Vertical social mobility can occur in various ways, such as through education, occupation, or marriage. For example, if a person grows up in a working-class family but is able to attend a prestigious university and eventually lands a high-paying job, they have experienced upward vertical social mobility. Alternatively, if a person grows up in a wealthy family but experiences financial setbacks or loses their job, they may experience downward vertical social mobility.
Horizontal social mobility, on the other hand, can occur when an individual or group moves from one occupation or social position to another that is relatively equal in terms of power and prestige. For example, if a person starts their career as a teacher and later becomes a doctor, they have experienced horizontal social mobility because both occupations are considered highly respected and prestigious.
Both vertical and horizontal social mobility are important concepts in sociology because they help us understand how societies are structured and how people move within them. They also have significant implications for social inequality and the distribution of resources within a society.
Vertical social mobility can contribute to social inequality because it often leads to a concentration of resources and privileges among those who have experienced upward mobility. This can result in a perpetuation of social class differences and a lack of mobility for those who are unable to move up the social ladder.
Horizontal social mobility, on the other hand, may be seen as more egalitarian because it allows for the movement of individuals or groups between positions that are relatively equal in terms of power and prestige.
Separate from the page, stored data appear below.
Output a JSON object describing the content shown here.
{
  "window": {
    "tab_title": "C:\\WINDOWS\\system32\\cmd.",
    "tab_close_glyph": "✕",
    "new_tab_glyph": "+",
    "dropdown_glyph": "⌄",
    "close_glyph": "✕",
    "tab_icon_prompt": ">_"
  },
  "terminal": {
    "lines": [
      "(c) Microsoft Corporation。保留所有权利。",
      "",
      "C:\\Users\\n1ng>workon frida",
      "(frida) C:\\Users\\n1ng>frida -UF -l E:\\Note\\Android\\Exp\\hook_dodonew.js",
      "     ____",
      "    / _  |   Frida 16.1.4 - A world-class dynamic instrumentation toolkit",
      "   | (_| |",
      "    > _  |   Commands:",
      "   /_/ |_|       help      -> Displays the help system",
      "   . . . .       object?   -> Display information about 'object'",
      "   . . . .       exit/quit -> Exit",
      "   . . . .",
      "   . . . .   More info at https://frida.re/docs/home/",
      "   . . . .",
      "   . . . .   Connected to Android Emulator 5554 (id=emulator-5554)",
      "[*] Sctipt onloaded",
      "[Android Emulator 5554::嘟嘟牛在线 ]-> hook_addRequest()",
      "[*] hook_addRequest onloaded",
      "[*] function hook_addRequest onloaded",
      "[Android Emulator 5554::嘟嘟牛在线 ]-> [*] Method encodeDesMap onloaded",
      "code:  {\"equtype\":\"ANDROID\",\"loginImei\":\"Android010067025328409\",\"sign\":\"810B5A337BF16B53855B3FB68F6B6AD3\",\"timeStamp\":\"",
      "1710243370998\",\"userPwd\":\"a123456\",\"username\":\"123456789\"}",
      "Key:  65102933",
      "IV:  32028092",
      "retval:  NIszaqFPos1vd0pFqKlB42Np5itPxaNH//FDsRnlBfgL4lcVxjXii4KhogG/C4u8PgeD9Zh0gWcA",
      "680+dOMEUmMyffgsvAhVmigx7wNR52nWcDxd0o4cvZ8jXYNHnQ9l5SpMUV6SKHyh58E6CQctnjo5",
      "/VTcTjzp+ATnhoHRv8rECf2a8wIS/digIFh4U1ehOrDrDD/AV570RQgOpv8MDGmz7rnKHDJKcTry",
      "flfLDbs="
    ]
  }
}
This can help to create more diverse and inclusive societies, where individuals are able to achieve success regardless of their social background.
Overall, both vertical and horizontal social mobility play important roles in shaping the social structure and dynamics of societies. Understanding these concepts can help us to better understand the ways in which individuals and groups move within and between social positions, and the impact this has on social inequality and the distribution of resources.